L’anno di massima occupazione per il miniera di Ribolla è il 1947, più di 3700 operai, ma è anche l’anno in cui l’interesse della Montecatini per la lignite iniziò a declinare e cominciarono i licenziamenti. Dal 1947 al 1951 il numero degli operai passò da 3728 a 2053, mentre il rendimento giornaliero pro-capite passava da 264 kg a 314 kg, e ciò senza operare alcun miglioramento sostanziale negli impianti. La Montecatini dichiarò più volte che mantenere in attività Ribolla costituiva un’operazione non economica, che poteva essere motivata esclusivamente da ragioni di “solidarietà sociale”. In realtà la decisione della Società era spiegata dalla forza che negli anni immediatamente dopo la guerra aveva la sinistra, dopo il ventennio fascista era rifiorita la resistenza organizzata degli operai. Ma la Montecatini, nonostante il forte movimento di massa ribollino nei primi anni ’50 riacquisì la sua “libertà d’impresa”. Nell’opera di smantellamento venne chiusa Casteani e la direzione concentrò la lavorazione in quelle zone dove il giacimento presentava un andamento più regolare e la qualità estratta di carbone era migliore. Nonostante ciò vennero costruiti nuovi pozzi tra la fine degli anni ’40 e l’inizio degli anni ’50: il pozzo 9 e il 9bis e il pozzo 10, l’ultimo.

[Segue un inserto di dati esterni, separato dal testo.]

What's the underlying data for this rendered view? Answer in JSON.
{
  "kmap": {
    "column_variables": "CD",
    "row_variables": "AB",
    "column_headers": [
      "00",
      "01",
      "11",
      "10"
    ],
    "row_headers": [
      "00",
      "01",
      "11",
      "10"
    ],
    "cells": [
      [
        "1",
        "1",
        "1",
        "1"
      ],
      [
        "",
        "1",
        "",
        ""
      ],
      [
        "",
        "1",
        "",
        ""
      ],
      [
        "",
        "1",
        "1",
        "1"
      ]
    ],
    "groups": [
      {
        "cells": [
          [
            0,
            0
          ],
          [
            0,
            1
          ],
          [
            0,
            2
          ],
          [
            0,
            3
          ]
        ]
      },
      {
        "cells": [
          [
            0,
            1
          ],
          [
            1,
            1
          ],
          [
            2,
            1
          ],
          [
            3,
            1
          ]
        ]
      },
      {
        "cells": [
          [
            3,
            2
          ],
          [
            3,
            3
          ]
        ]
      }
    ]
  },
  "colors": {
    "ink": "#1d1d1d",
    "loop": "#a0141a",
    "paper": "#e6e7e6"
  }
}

Gli anni tra il 1951 ed il 1954, ricordati a Ribolla come “periodo Padroni”, furono contrassegnati da un inasprimento dei rapporti tra padronato e maestranze e da una dura lotta sindacale. La Montecatini per contrastare la resistenza operaia inviò nel settembre del 1951, poco dopo la fine della “lotta dei cinque mesi”, un nuovo direttore Lionello Padroni. Il compito del nuovo direttore era chiudere la miniera di Ribolla attuando una gestione aziendale che parallelamente ai licenziamenti e alla chiusura dei cantieri permettesse la realizzazione di un profitto maggiore. Per vincere l’opposizione dei minatori e colpire le forze di sinistra la dirigenza attuò una politica fortemente antisindacale, procedette con crescente autorità a richiami e multe, retrocessioni di categoria, al licenziamento anche per motivi non gravi.

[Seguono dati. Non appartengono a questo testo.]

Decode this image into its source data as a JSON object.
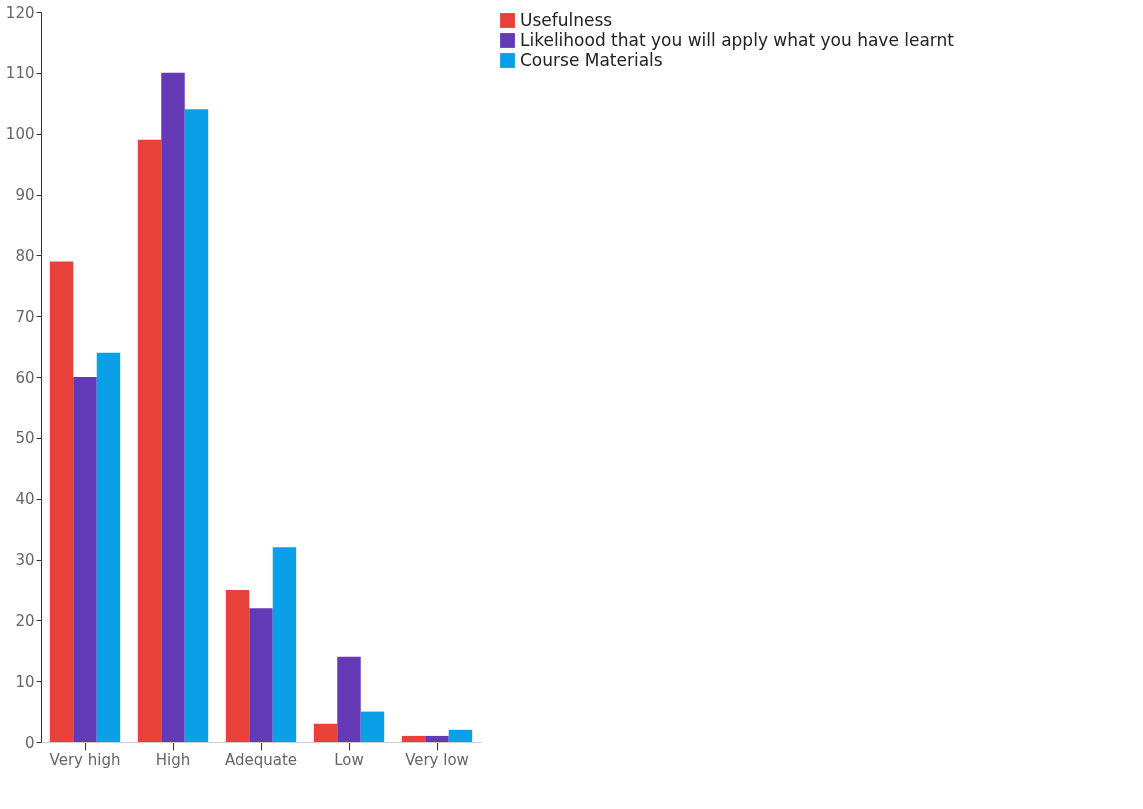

Nonostante i licenziamenti e l’inasprimento dei rapporti con le maestranze la Società non riusciva a chiudere la miniera e quindi dopo avere cambiato direttore decise di esasperare ulteriormente i minatori aggravando le condizioni di lavoro. Non chiuse subito la miniera, decisione drastica e troppo rischiosa, ma attese il suo progressivo e naturale deperimento. Questa politica si esplicò con l’adozione nel 1952 del sistema di coltivazione a franamento del tetto, questo sistema riduceva i costi per la Montecatini e quindi ne aumentava i profitti e creava una situazione di maggiore difficoltà e pericolo in miniera diminuendo ogni forma di prevenzione degli infortuni ed esponendo gli operai ad un rischio sempre maggiore e psicologicamente logorante, così i minatori si sentivano costretti ad andarsene. I lavoratori denunciavano con sempre maggiore preoccupazione incendi ed infortuni, nel paese aleggiava la sensazione di un pericolo incombente. La richiesta di Padroni di adottare il nuovo sistema di coltivazione fu accolta dal capo del Distretto Minerario, l’ingegnere Tullio Seguiti, ed i primi esperimenti ebbero luogo nel 1951. Il 4 settembre 1952 Padroni chiese all’ingegnere Seguiti di “perfezionare” il sistema di coltivazione aggiungendo al “franamento” il “fondo cieco”, a questa decisione corrispose un notevole peggioramento delle condizioni generali di tutta la miniera. Contro tale sistema di coltivazione, ed il crescente rischio _protestarono continuamente le organizzazioni sindacali_. I minatori cominciarono a temere la miniera.